Even when faced with the most horrific circumstances, the kids evince near-total stoicism, and the Dardennes clearly intend this to convey their fortitude. But instead, Tori and Lokita renders them as almost blank slates, existing before us for the sole purpose of representing the hopeless plight of African immigrants in Europe. Even when Lokita is sexually assaulted, with Tori hiding under the bed, any emotional ramifications are quickly shrugged off. "I feel dirty," Lokita says, and Tori comforts her. "He's the one who did it. He should feel dirty." And that's that.

The trajectory of Tori and Lokita is determined from the very beginning and never swerves. Anyone they encounter, as far as the film shows us, treats them in the worst imaginable way. In their previous films, the Dardennes always allowed small glimmers of hope to shine through, even if they were ultimately not enough to offer redemption. (This is partly an effect of their cinematic engagement with Robert Bresson, and there is no trace of that at all in Tori and Lokita.) In the final scene, Tori eulogizes his sister but at the same time enunciates the film's entire message. "If Lokita had gotten papers, she would have been a caregiver. But she didn't, so now she's dead."

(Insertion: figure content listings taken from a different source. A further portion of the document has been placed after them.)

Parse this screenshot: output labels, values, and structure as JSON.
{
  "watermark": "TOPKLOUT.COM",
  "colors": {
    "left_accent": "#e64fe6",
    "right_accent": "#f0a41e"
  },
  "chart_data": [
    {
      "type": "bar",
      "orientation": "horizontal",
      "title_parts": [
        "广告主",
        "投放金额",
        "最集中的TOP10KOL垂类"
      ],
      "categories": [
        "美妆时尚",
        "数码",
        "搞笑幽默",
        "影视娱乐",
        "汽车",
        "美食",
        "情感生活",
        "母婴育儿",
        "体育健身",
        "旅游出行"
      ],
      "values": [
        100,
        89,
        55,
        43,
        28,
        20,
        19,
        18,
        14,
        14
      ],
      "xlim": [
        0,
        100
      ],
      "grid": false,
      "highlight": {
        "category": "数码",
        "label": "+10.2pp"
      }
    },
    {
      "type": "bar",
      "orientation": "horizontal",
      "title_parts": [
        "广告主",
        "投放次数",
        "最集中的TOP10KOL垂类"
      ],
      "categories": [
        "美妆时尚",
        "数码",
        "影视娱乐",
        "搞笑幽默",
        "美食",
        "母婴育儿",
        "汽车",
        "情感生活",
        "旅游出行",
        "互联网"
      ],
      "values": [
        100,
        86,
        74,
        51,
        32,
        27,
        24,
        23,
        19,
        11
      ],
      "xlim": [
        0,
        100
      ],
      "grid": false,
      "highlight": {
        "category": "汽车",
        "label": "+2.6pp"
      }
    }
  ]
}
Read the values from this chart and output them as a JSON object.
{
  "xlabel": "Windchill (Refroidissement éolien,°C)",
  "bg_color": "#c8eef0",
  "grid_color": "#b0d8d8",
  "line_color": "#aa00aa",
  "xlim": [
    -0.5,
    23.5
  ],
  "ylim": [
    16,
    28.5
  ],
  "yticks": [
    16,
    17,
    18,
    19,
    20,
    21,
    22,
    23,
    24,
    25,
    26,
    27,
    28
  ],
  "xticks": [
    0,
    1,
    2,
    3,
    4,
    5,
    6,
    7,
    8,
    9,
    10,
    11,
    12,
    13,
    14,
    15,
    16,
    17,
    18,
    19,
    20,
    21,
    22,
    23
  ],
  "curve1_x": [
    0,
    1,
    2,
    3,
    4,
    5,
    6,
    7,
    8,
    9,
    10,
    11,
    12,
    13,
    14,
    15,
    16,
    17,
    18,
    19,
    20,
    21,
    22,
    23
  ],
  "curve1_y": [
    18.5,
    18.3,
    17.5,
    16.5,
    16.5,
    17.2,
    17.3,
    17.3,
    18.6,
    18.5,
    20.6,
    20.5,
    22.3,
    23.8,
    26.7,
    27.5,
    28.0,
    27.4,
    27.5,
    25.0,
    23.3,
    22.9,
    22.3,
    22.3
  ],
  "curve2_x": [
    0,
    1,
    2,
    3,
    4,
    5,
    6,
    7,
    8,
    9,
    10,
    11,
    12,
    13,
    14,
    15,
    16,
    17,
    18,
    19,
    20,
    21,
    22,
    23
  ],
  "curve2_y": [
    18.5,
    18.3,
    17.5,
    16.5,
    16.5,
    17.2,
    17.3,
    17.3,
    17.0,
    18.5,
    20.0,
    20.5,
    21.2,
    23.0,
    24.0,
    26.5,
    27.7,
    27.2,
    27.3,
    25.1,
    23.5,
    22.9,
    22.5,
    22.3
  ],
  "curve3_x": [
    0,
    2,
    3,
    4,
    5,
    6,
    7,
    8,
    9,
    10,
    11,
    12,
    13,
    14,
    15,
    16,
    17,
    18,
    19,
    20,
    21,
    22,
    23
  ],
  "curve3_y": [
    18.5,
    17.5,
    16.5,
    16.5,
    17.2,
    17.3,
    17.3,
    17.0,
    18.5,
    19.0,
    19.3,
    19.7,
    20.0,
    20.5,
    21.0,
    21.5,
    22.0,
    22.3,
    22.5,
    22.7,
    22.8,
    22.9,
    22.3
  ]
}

I can certainly understand it if the brothers have looked at the world of 2022 and decided that concepts like hope or transcendence are dishonest, simply distracting us from our dystopian social moment. But even allowing for that rationale, it's difficult to grasp what one is meant to take away from Tori and Lokita. It is obvious that we must improve the conditions in which people like these characters live. At the same time, this message would have been much more powerful if the film had allowed us to see who Tori and Lokita really are, instead of making their identities and aspirations purely theoretical. 

For decades, the Dardenne brothers have been uniquely empathetic, even radical artists, asking us to confront the Marxist dictum -- "we make history, but not in conditions of our own choosing." Tori and Lokita fails to live up to that legacy. It's the cinematic equivalent of an NGO fundraising pamphlet.